„Der geschlossene Himmel“: Der Alptraum der Realität

Zwei Jahre währt der Krieg in der Ukraine inzwischen, zwei Jahre voller Terror und Leid, verursacht durch einen Angriff Russlands, der mehr auf Zerstörung denn auf Eroberung ausgerichtet scheint. Schon droht die Unterstützung der Öffentlichkeit für millionenschwere Hilfspakete zunehmend zu schwinden – da kommt das Theaterstück „Der geschlossene Himmel“ von Neda Nezhdana gerade recht, in dem die Schrecken eines sterbenden Landes an vier Einzelschicksalen erlebbar gemacht werden. Jetzt hat Regisseurin Maryna Liushyna es in einer eindringlichen Inszenierung auf Ukrainisch mit deutschen Untertiteln auf die Bühne der Brotfabrik gebracht.

Viel braucht es nicht, um das Publikum zu berühren, nur vier traumatisierte Frauen in einem dunklen Raum, die von den Gräueln in einer bombardierten Stadt berichten, in der Fenster und Licht zu einer Gefahr geworden sind und das Stampfen eines kleinen Jungens in der Wohnung über der eigenen ein Zeichen von Hoffnung, bis es irgendwann verstummt. Sie erzählen davon, wie sie Nahrung und Wasser suchen und oft nur Leichen finden; wie sie mit den Kindern zu spielen versuchen, um sie nicht an die Verzweiflung zu verlieren, die den Ukrainerinnen und Ukrainern wie eine Seuche die Hoffnung und den Lebenswillen entzieht; wie sie Angst vor dem Einschlafen haben, weil dann die Alpträume kommen, und wie sie Angst vor dem Aufwachen haben, weil die Realität noch viel schlimmer ist.

 

Olga Malyshko Demydova, Anna Konovalova, Olena Stets und Maryna Liushyna spielen diese Rollen mit ungeheurer Kraft – sie alle haben schließlich ähnliche Erfahrungen gemacht, wenn auch vielleicht nicht in dieser geballten Extremität wie im Stück (die leider für viel zu viele Frauen, Männer und Kinder Realität war und ist). Und so ist denn auch die Wut verständlich, die sich in ihnen rührt, die Wut auf Russland natürlich, dessen Truppen wie marodierende „Orks“ durch die Dörfer und Städte ziehen und dessen Raketen Feuer vom Himmel regnen lassen, aber auch die Wut auf die eigene Regierung, die nicht frühzeitig genug zur Evakuierung aufrief, und auch die Wut auf den Westen, der zwar jenen hilft, die der Hölle entkommen sind, nicht aber denen, die noch in dieser leben. Allerdings relativiert Autorin Nezhdana diese Vorwürfe ein wenig, indem sie die Geschichtslehrerin Lida als Stimme der Vernunft etabliert. „Was habt ihr denn getan, als Krieg in anderen Ländern war oder auch nur bei uns im Osten“, fragt sie und verweist auf die Eroberung der Krim. Gespendet, demonstriert, Nachrichten geteilt, mehr aber nicht, gestehen die drei anderen Frauen ein. Zu wenig. Rückblickend ist man immer schlauer.

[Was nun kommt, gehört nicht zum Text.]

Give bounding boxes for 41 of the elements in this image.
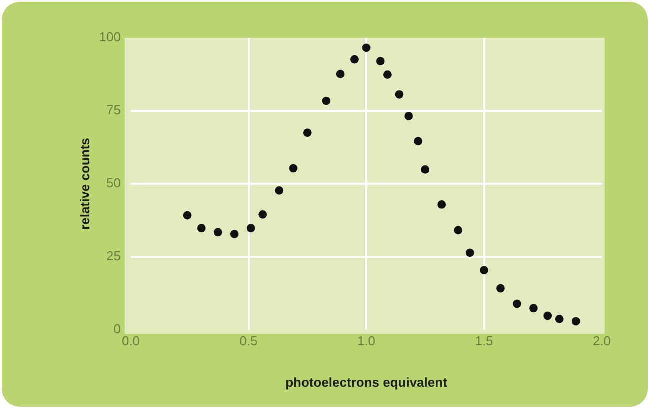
x-axis-title: photoelectrons equivalent xyxy=(286,374,448,390)
point xyxy=(197,224,206,233)
y-axis-title: relative counts xyxy=(77,138,92,230)
point xyxy=(258,210,268,219)
x-tick-label: 0.5 xyxy=(240,333,258,348)
point xyxy=(350,55,359,64)
point xyxy=(496,284,505,293)
point xyxy=(544,312,552,320)
point xyxy=(421,165,430,174)
point xyxy=(513,300,522,308)
y-tick-label: 0 xyxy=(114,322,121,337)
y-tick-label: 75 xyxy=(106,102,121,118)
point xyxy=(362,44,371,52)
x-tick-label: 0.0 xyxy=(122,333,140,348)
y-tick-label: 25 xyxy=(106,248,121,264)
point xyxy=(572,317,580,326)
point xyxy=(376,57,385,66)
y-tick-label: 100 xyxy=(99,30,121,45)
x-tick-label: 1.5 xyxy=(475,333,494,348)
point xyxy=(395,90,404,99)
point xyxy=(383,70,392,79)
point xyxy=(530,304,538,313)
point xyxy=(214,228,222,237)
point xyxy=(289,164,298,173)
point xyxy=(555,314,564,324)
point xyxy=(466,248,474,258)
point xyxy=(414,137,423,146)
point xyxy=(275,186,284,195)
point xyxy=(246,224,256,233)
point xyxy=(183,211,192,220)
point xyxy=(230,230,239,238)
point xyxy=(480,266,488,275)
point xyxy=(303,128,312,138)
y-tick-label: 50 xyxy=(106,176,121,191)
point xyxy=(322,96,331,106)
point xyxy=(404,112,414,120)
point xyxy=(454,226,463,235)
point xyxy=(438,200,446,209)
x-tick-label: 2.0 xyxy=(592,333,612,348)
x-tick-label: 1.0 xyxy=(357,333,376,348)
point xyxy=(336,70,345,78)
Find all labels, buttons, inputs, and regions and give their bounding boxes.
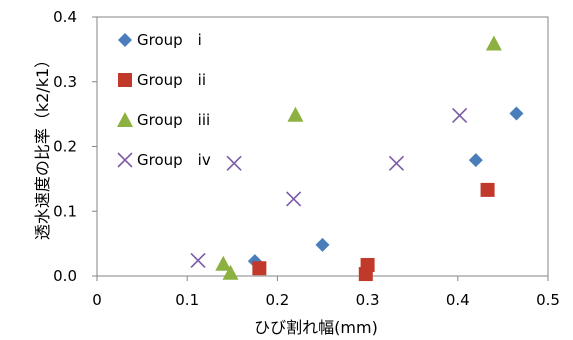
data-point-diamond [468,153,483,168]
x-tick-label: 0.1 [175,291,199,309]
x-tick-label: 0.2 [265,291,289,309]
data-point-triangle [485,35,502,51]
x-tick-label: 0 [92,291,102,309]
data-point-triangle [222,264,239,280]
data-point-triangle [287,106,304,122]
data-point-square [480,182,495,197]
x-tick-label: 0.4 [446,291,470,309]
legend-label: Group i [137,31,202,49]
y-tick-label: 0.3 [53,73,77,91]
x-axis-label: ひび割れ幅(mm) [254,318,378,337]
series-3 [215,35,502,280]
legend-item: Group i [118,31,202,49]
y-tick-label: 0.4 [53,8,77,26]
legend-marker-diamond [118,33,132,47]
data-point-cross [190,252,206,269]
x-tick-label: 0.5 [536,291,560,309]
data-point-square [360,257,375,272]
y-tick-label: 0.2 [53,138,77,156]
data-point-square [252,261,267,276]
y-axis-label: 透水速度の比率（k2/k1） [33,52,52,240]
data-point-cross [388,155,405,171]
data-point-diamond [315,237,330,252]
legend: Group i Group ii Group iii Group iv [117,31,211,169]
series-4 [190,107,468,269]
legend-item: Group iv [117,151,211,169]
data-point-cross [452,107,468,123]
legend-marker-square [118,73,132,87]
data-point-diamond [509,106,524,121]
legend-marker-cross [117,152,133,168]
x-tick-label: 0.3 [356,291,380,309]
legend-item: Group iii [117,111,210,129]
series-2 [252,182,495,282]
legend-label: Group iii [137,111,210,129]
data-point-cross [286,191,302,207]
legend-label: Group iv [137,151,211,169]
data-point-triangle [215,255,232,271]
y-tick-label: 0.1 [53,202,77,220]
legend-item: Group ii [118,71,206,89]
legend-marker-triangle [117,112,133,127]
legend-label: Group ii [137,71,206,89]
y-tick-label: 0.0 [53,267,77,285]
plot-area-border [96,16,549,277]
data-point-cross [226,155,242,171]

Zwei Stunden lang berichten die vier Frauen vom Krieg. Harter Tobak, vor allem für den ukrainischen Teil des Publikums. Es gibt durchaus einige, die während der Vorstellung den Saal verlassen, weil das Kopfkino und die großformatigen, auf eine Leinwand projizierten Fotos einfach zu tief graben und Erinnerungen freilegen, die mancher lieber begraben hätte lassen wollen. Dies gilt auch für die Charaktere im Stück, und doch stellen sie sich in einem schmerzhaften, kathartischen Prozess der Vergangenheit. Dabei wird auch klar, was mit dem „geschlossenen Himmel“ gemeint ist, der immer wieder als Schlagwort auftaucht: Auf der einen Seite ist es der Wunsch nach einem realen Himmel ohne Raketen und Bomben, einem Himmel frei von Angst; auf der anderen Seite ist es ein Ausdruck von spiritueller Enttäuschung. „Ich glaube nicht, dass es im Himmel noch jemanden gibt“, sagt eine der Frauen, die später gesteht, dass sie längst mit dem Beten aufgehört habe. Selbst die Religion bietet in diesem Fall keine Hoffnung mehr. Der Westen ebenfalls nicht, was eigentlich eine Schande ist. Dies macht „Der geschlossene Himmel“ deutlich, dieses intensive Stück Theater, das aufrütteln kann. Es müsste nur viel häufiger zu sehen sein.